3 Super Rebounds after the Fed Rescued the US Stock Market after the US Stock Market Crashed in History
2008 Financial Crisis
Background of the Crisis:
• The subprime mortgage crisis triggered a global financial crisis, and US stocks plummeted.
Federal Reserve Response:
• Rate Cuts: In September 2008, the interest rate was lowered from 2% to 1.5%, and finally to 0-0.25%.
Market Rebound:
• Rebound: Starting from March 2009, the market rebounded rapidly. In 2009, the S&P 500 rose by 23.5%. By 2013, the S&P 500 and the Dow Jones Industrial Average had basically returned to their pre-crisis levels and continued to set new highs.
2010 Flash Crash
Background of the Event:
• On May 6, 2010, due to trading system failures and algorithmic trading, the Dow Jones Industrial Average fell by about 1,000 points in just a few minutes, and then quickly rebounded.
Federal Reserve Response:
• Market Structure Reform: The Federal Reserve and other regulatory agencies carried out market structure reforms to improve market stability and transparency.
Market rebound:
• Rebound: Despite a short-lived market volatility, the market rebounded quickly in the following days, recovering most of its losses.
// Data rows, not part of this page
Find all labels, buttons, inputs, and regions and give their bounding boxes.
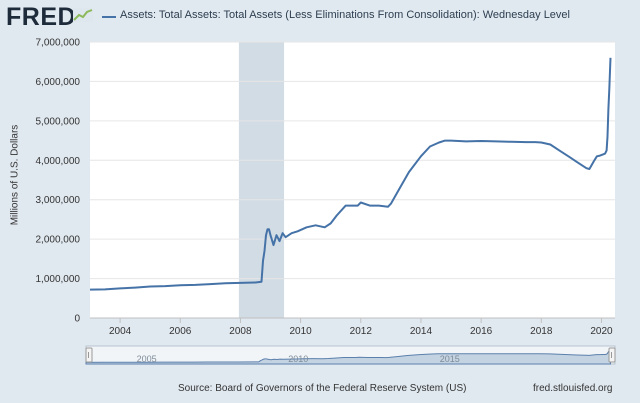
y-tick-label: 2,000,000 <box>36 235 81 246</box>
fred-logo[interactable]: FRED <box>6 3 77 31</box>
x-tick-label: 2014 <box>410 326 433 337</box>
x-tick-label: 2010 <box>289 326 312 337</box>
y-tick-label: 3,000,000 <box>36 195 81 206</box>
legend-series-label[interactable]: Assets: Total Assets: Total Assets (Less… <box>120 9 570 21</box>
y-tick-label: 4,000,000 <box>36 156 81 167</box>
y-tick-label: 5,000,000 <box>36 116 81 127</box>
legend-line-swatch <box>102 16 116 18</box>
plot-background <box>90 42 615 318</box>
chart-line-icon <box>73 8 93 22</box>
x-tick-label: 2020 <box>590 326 613 337</box>
y-tick-label: 0 <box>74 314 80 325</box>
y-tick-label: 7,000,000 <box>36 38 81 49</box>
x-tick-label: 2004 <box>109 326 132 337</box>
navigator-year-label: 2005 <box>137 354 157 364</box>
x-tick-label: 2016 <box>470 326 493 337</box>
navigator-year-label: 2015 <box>440 354 460 364</box>
source-note: Source: Board of Governors of the Federa… <box>178 383 467 394</box>
y-tick-label: 1,000,000 <box>36 274 81 285</box>
series-line <box>89 57 612 291</box>
chart-header: FRED Assets: Total Assets: Total Assets … <box>0 0 640 34</box>
x-tick-label: 2008 <box>229 326 252 337</box>
y-tick-label: 6,000,000 <box>36 77 81 88</box>
navigator-year-label: 2010 <box>288 354 308 364</box>
navigator-series-area <box>85 347 611 365</box>
x-tick-label: 2012 <box>350 326 373 337</box>
x-tick-label: 2018 <box>530 326 553 337</box>
fred-site-link[interactable]: fred.stlouisfed.org <box>533 383 613 394</box>
x-tick-label: 2006 <box>169 326 192 337</box>
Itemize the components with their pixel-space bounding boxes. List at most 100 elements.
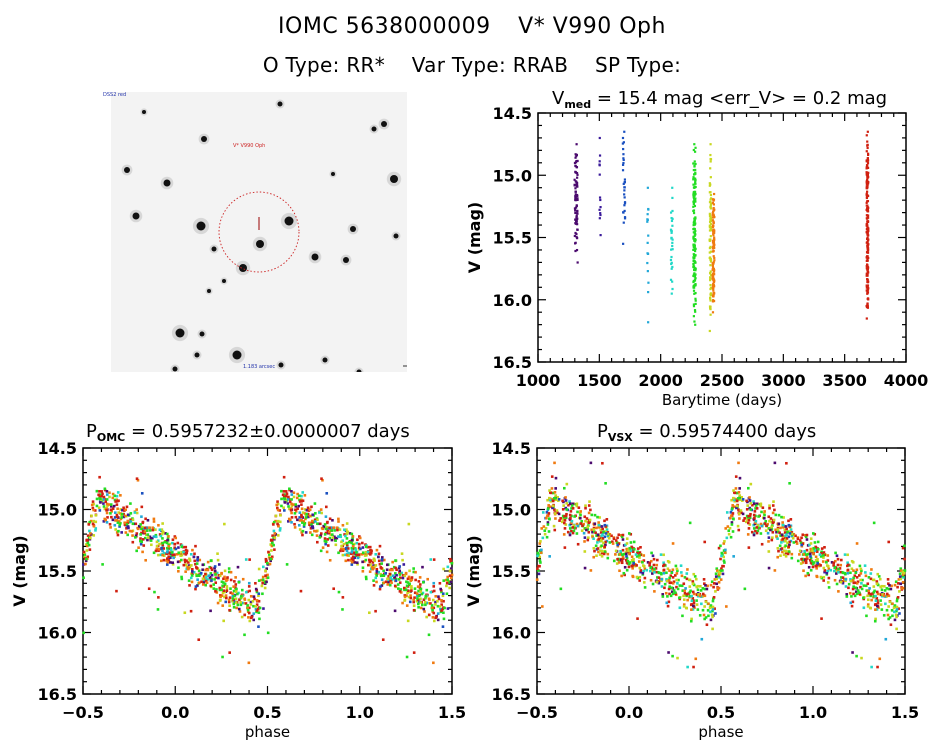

For the entire year of 2010, the S&P 500 rose 12.8%.
2020 COVID-19 stock market crash
Crisis background:
• The global outbreak of the COVID-19 pandemic triggered market panic and economic lockdowns.
Fed response:
• Emergency rate cuts: The Fed made two emergency rate cuts, lowering interest rates to 0-0.25%.
Market rebound:
• Low: The S&P 500 hit a low of 2,237 on March 23, 2020.
• Rebound: U.S. stocks rebounded quickly. The S&P 500 and the Dow Jones Industrial Average quickly recovered from their lows in March and hit record highs in the second half of 2020.